Another Th2 cell-derived cytokine that seems involved in the pathogenesis of asthma is IL-9 . First, genetic analyses revealed the possible involvement of IL-9 in causing airway hyperresponsiveness . In addition, it has been demonstrated that the expression of IL-9 is increased in bronchial biopsy samples of asthmatics . Lung-specific overexpression of IL-9 by transgene has also been shown to induce airway hyperresponsiveness in addition to morphological changes that bear similarities to asthma . Neutralizing antibodies against IL-9 further demonstrate a crucial role for IL-9 in the development of the allergic asthmatic response . On the other hand, although IL-9 plays a role in goblet cell hyperplasia and mast cell development, experiments analyzing IL-9-deficient mice show that it has little or no effect on eosinophils, T cell development or immunoglobulin response . Further study is required for clarifying the role of IL-9 in the regulation of allergic airway inflammation.
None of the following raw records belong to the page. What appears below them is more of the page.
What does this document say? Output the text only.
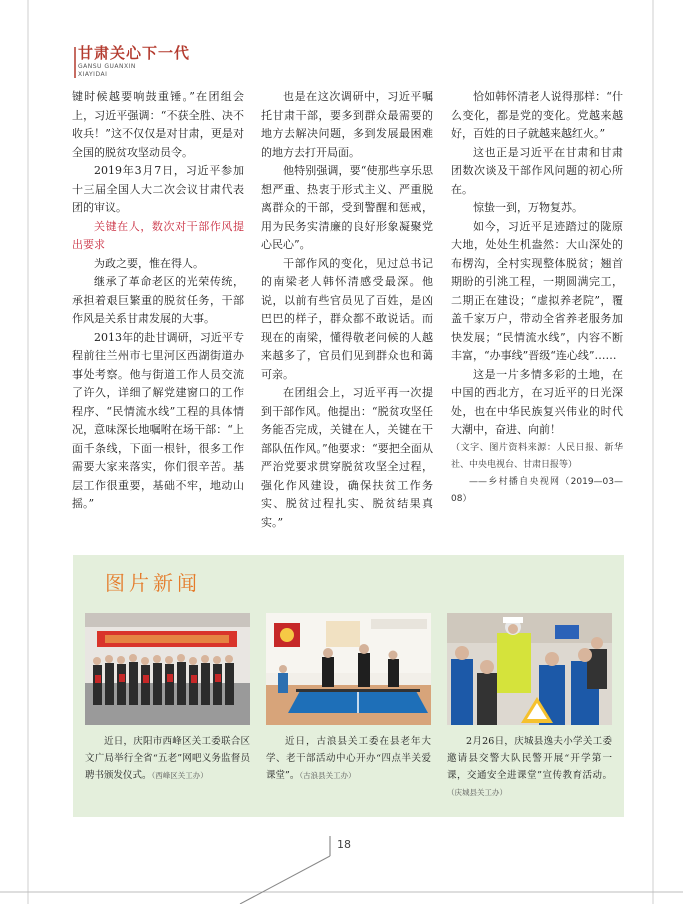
甘肃关心下一代
GANSU GUANXIN
XIAYIDAI

键时候越要响鼓重锤。”在团组会上，习近平强调：“不获全胜、决不收兵！”这不仅仅是对甘肃，更是对全国的脱贫攻坚动员令。

2019年3月7日，习近平参加十三届全国人大二次会议甘肃代表团的审议。

关键在人，数次对干部作风提出要求

为政之要，惟在得人。

继承了革命老区的光荣传统，承担着艰巨繁重的脱贫任务，干部作风是关系甘肃发展的大事。

2013年的赴甘调研，习近平专程前往兰州市七里河区西湖街道办事处考察。他与街道工作人员交流了许久，详细了解党建窗口的工作程序、“民情流水线”工程的具体情况，意味深长地嘱咐在场干部：“上面千条线，下面一根针，很多工作需要大家来落实，你们很辛苦。基层工作很重要，基础不牢，地动山摇。”

也是在这次调研中，习近平嘱托甘肃干部，要多到群众最需要的地方去解决问题，多到发展最困难的地方去打开局面。

他特别强调，要“使那些享乐思想严重、热衷于形式主义、严重脱离群众的干部，受到警醒和惩戒，用为民务实清廉的良好形象凝聚党心民心”。

干部作风的变化，见过总书记的南梁老人韩怀清感受最深。他说，以前有些官员见了百姓，是凶巴巴的样子，群众都不敢说话。而现在的南梁，懂得敬老问候的人越来越多了，官员们见到群众也和蔼可亲。

在团组会上，习近平再一次提到干部作风。他提出：“脱贫攻坚任务能否完成，关键在人，关键在干部队伍作风。”他要求：“要把全面从严治党要求贯穿脱贫攻坚全过程，强化作风建设，确保扶贫工作务实、脱贫过程扎实、脱贫结果真实。”

恰如韩怀清老人说得那样：“什么变化，都是党的变化。党越来越好，百姓的日子就越来越红火。”

这也正是习近平在甘肃和甘肃团数次谈及干部作风问题的初心所在。

惊蛰一到，万物复苏。

如今，习近平足迹踏过的陇原大地，处处生机盎然：大山深处的布楞沟，全村实现整体脱贫；翘首期盼的引洮工程，一期圆满完工，二期正在建设；“虚拟养老院”，覆盖千家万户，带动全省养老服务加快发展；“民情流水线”，内容不断丰富，“办事线”晋级“连心线”……

这是一片多情多彩的土地，在中国的西北方，在习近平的日光深处，也在中华民族复兴伟业的时代大潮中，奋进、向前！

（文字、图片资料来源：人民日报、新华社、中央电视台、甘肃日报等）

——乡村播自央视网（2019—03—08）

图片新闻
近日，庆阳市西峰区关工委联合区文广局举行全省“五老”网吧义务监督员聘书颁发仪式。（西峰区关工办）
近日，古浪县关工委在县老年大学、老干部活动中心开办“四点半关爱课堂”。（古浪县关工办）
2月26日，庆城县逸夫小学关工委邀请县交警大队民警开展“开学第一课，交通安全进课堂”宣传教育活动。（庆城县关工办）
18
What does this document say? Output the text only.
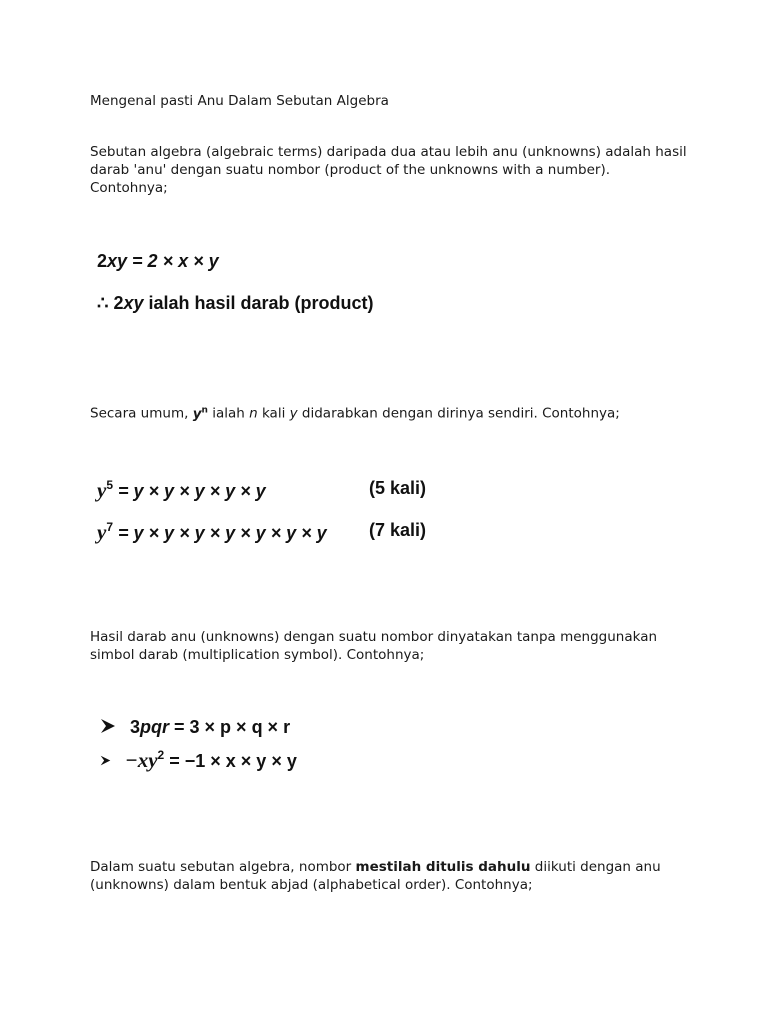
Mengenal pasti Anu Dalam Sebutan Algebra

Sebutan algebra (algebraic terms) daripada dua atau lebih anu (unknowns) adalah hasil darab 'anu' dengan suatu nombor (product of the unknowns with a number). Contohnya;

2xy = 2 × x × y
∴ 2xy ialah hasil darab (product)

Secara umum, $y^n$ ialah n kali y didarabkan dengan dirinya sendiri. Contohnya;

$y^5 = y \times y \times y \times y \times y$	(5 kali)
$y^7 = y \times y \times y \times y \times y \times y \times y$ (7 kali)

Hasil darab anu (unknowns) dengan suatu nombor dinyatakan tanpa menggunakan simbol darab (multiplication symbol). Contohnya;

3pqr = 3 × p × q × r
$-xy^2 = -1 \times x \times y \times y$

Dalam suatu sebutan algebra, nombor mestilah ditulis dahulu diikuti dengan anu (unknowns) dalam bentuk abjad (alphabetical order). Contohnya;
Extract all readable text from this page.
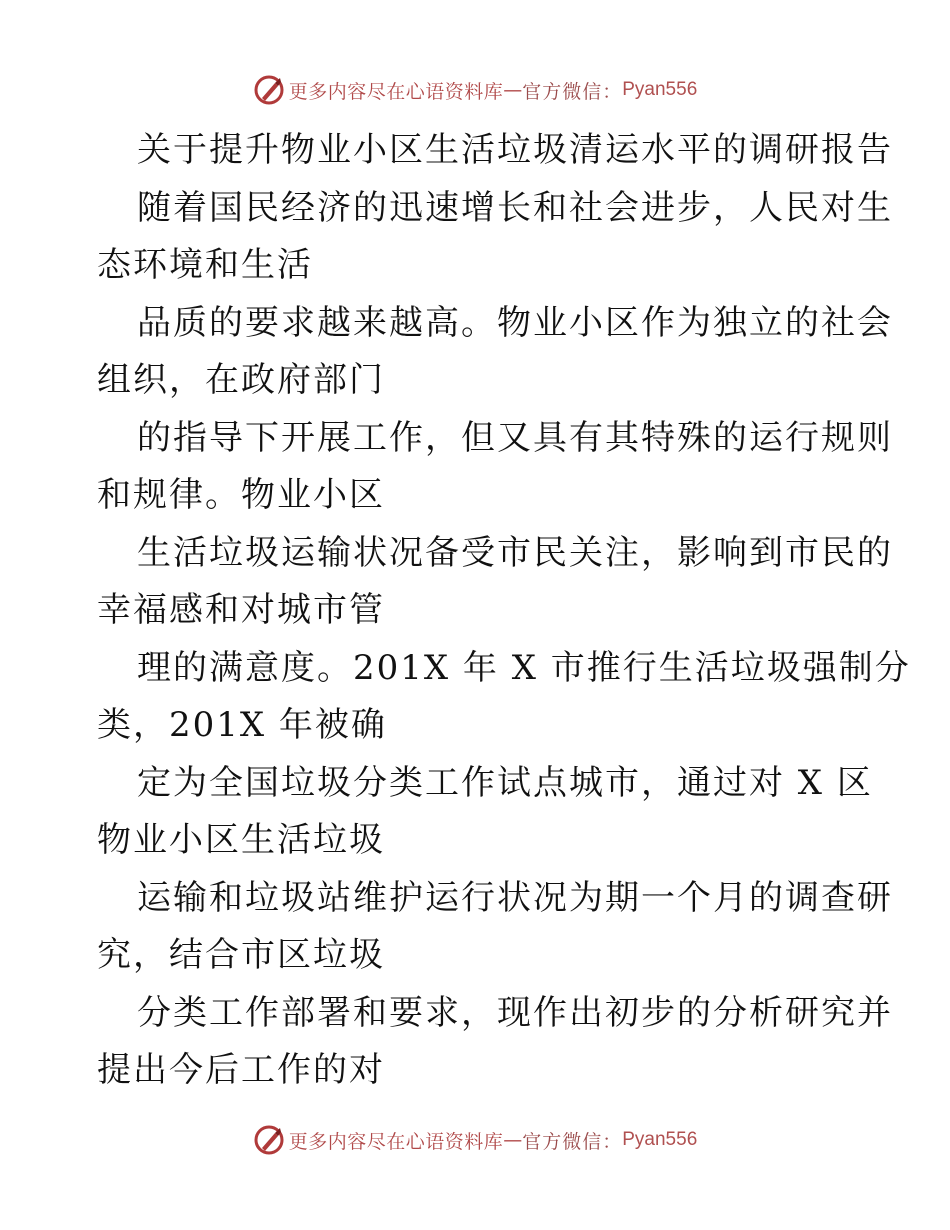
更多内容尽在心语资料库 — 官方微信： Pyan556
关于提升物业小区生活垃圾清运水平的调研报告
随着国民经济的迅速增长和社会进步，人民对生
态环境和生活
品质的要求越来越高。物业小区作为独立的社会
组织，在政府部门
的指导下开展工作，但又具有其特殊的运行规则
和规律。物业小区
生活垃圾运输状况备受市民关注，影响到市民的
幸福感和对城市管
理的满意度。201X 年 X 市推行生活垃圾强制分
类，201X 年被确
定为全国垃圾分类工作试点城市，通过对 X 区
物业小区生活垃圾
运输和垃圾站维护运行状况为期一个月的调查研
究，结合市区垃圾
分类工作部署和要求，现作出初步的分析研究并
提出今后工作的对
更多内容尽在心语资料库 — 官方微信： Pyan556
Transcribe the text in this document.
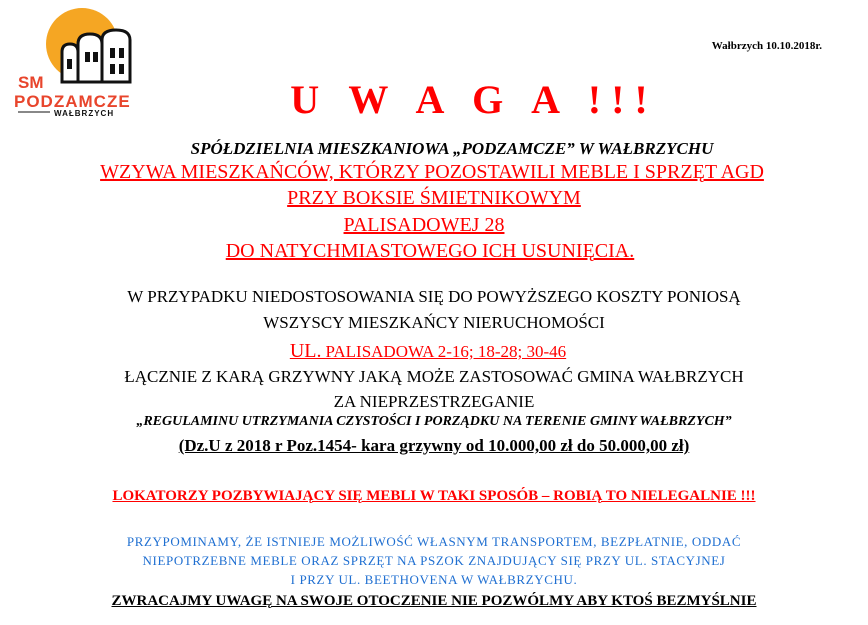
SM
PODZAMCZE
WAŁBRZYCH
Wałbrzych 10.10.2018r.
U W A G A !!!
SPÓŁDZIELNIA MIESZKANIOWA „PODZAMCZE” W WAŁBRZYCHU
WZYWA MIESZKAŃCÓW, KTÓRZY POZOSTAWILI MEBLE I SPRZĘT AGD
PRZY BOKSIE ŚMIETNIKOWYM
PALISADOWEJ 28
DO NATYCHMIASTOWEGO ICH USUNIĘCIA.
W PRZYPADKU NIEDOSTOSOWANIA SIĘ DO POWYŻSZEGO KOSZTY PONIOSĄ
WSZYSCY MIESZKAŃCY NIERUCHOMOŚCI
UL. PALISADOWA 2-16; 18-28; 30-46
ŁĄCZNIE Z KARĄ GRZYWNY JAKĄ MOŻE ZASTOSOWAĆ GMINA WAŁBRZYCH
ZA NIEPRZESTRZEGANIE
„REGULAMINU UTRZYMANIA CZYSTOŚCI I PORZĄDKU NA TERENIE GMINY WAŁBRZYCH”
(Dz.U z 2018 r Poz.1454- kara grzywny od 10.000,00 zł do 50.000,00 zł)
LOKATORZY POZBYWIAJĄCY SIĘ MEBLI W TAKI SPOSÓB – ROBIĄ TO NIELEGALNIE !!!
PRZYPOMINAMY, ŻE ISTNIEJE MOŻLIWOŚĆ WŁASNYM TRANSPORTEM, BEZPŁATNIE, ODDAĆ
NIEPOTRZEBNE MEBLE ORAZ SPRZĘT NA PSZOK ZNAJDUJĄCY SIĘ PRZY UL. STACYJNEJ
I PRZY UL. BEETHOVENA W WAŁBRZYCHU.
ZWRACAJMY UWAGĘ NA SWOJE OTOCZENIE NIE POZWÓLMY ABY KTOŚ BEZMYŚLNIE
IFN-γ, the principal Th1 effector cytokine, has been shown to be crucial for the resolution of allergic inflammation. Using murine asthma models, IFN-γ has been shown to prevent the development of antigen-induced airway eosinophilia and hyperresponsiveness [44, 45]. It has also been shown that IFN-γ receptor (IFN-γR)-deficient mice exhibit a prolonged airway eosinophilia in response to allergen inhalation . In accordance with these findings, we found that mice lacking T-bet, the master regulator of Th1 cell development and IFN-γ production , exhibited enhanced antigen-induced allergic airway inflammation [Fujiwara et al., submitted]. These results suggest that IFN-γ could counterbalance Th2 cell-mediated allergic airway inflammation. On the other hand, some studies have shown that the coexistence of Th1 cells aggravates the Th2 cell-mediated allergic responses [47,48,49]. Using cell transfer experiments, it has been shown that allergen-specific Th1 cells enhance Th2 cell-mediated asthmatic airway responses [47,48,49], presumably by inducing the production of tumor necrosis factor (TNF)-α and subsequent vascular cell adhesion molecule-1 expression at the inflamed site . Because IFN-γ itself potently inhibits Th2 cell activation [4, 5] and allergic airway inflammation [44, 45], it is suggested that the balance between IFN-γ and TNF-α produced by activated Th1 cells may be a key determinant of the role of Th1 cells in the regulation of allergic airway inflammation.
IL-12 is produced by antigen-presenting cells such as dendritic cells (DCs) and macrophages and is known to play an important role in Th1 differentiation during primary antigen presentation . In asthmatic individuals, it has been shown that IL-12 expression is reduced in bronchial biopsy samples . In addition, murine asthma models have confirmed that exogenous administration of IL-12 during the primary sensitization suppresses allergen-induced Th2 development and subsequent allergic inflammation . Interestingly, even when IL-12 is administered only during antigen challenge, IL-12 retains the capacity to inhibit allergen-induced allergic inflammation and airway hyperresponsiveness [52, 53]. Because fully differentiated Th2 cells have been shown to lose IL-12 responsiveness , a reversal of Th2 cells towards a Th1 phenotype at this stage seems unlikely. IL-12 may suppress Th2 cell-mediated allergic inflammation by augmenting the production of IFN-γ from coexisting Th1 cells, CD8+ T cells or natural killer cells.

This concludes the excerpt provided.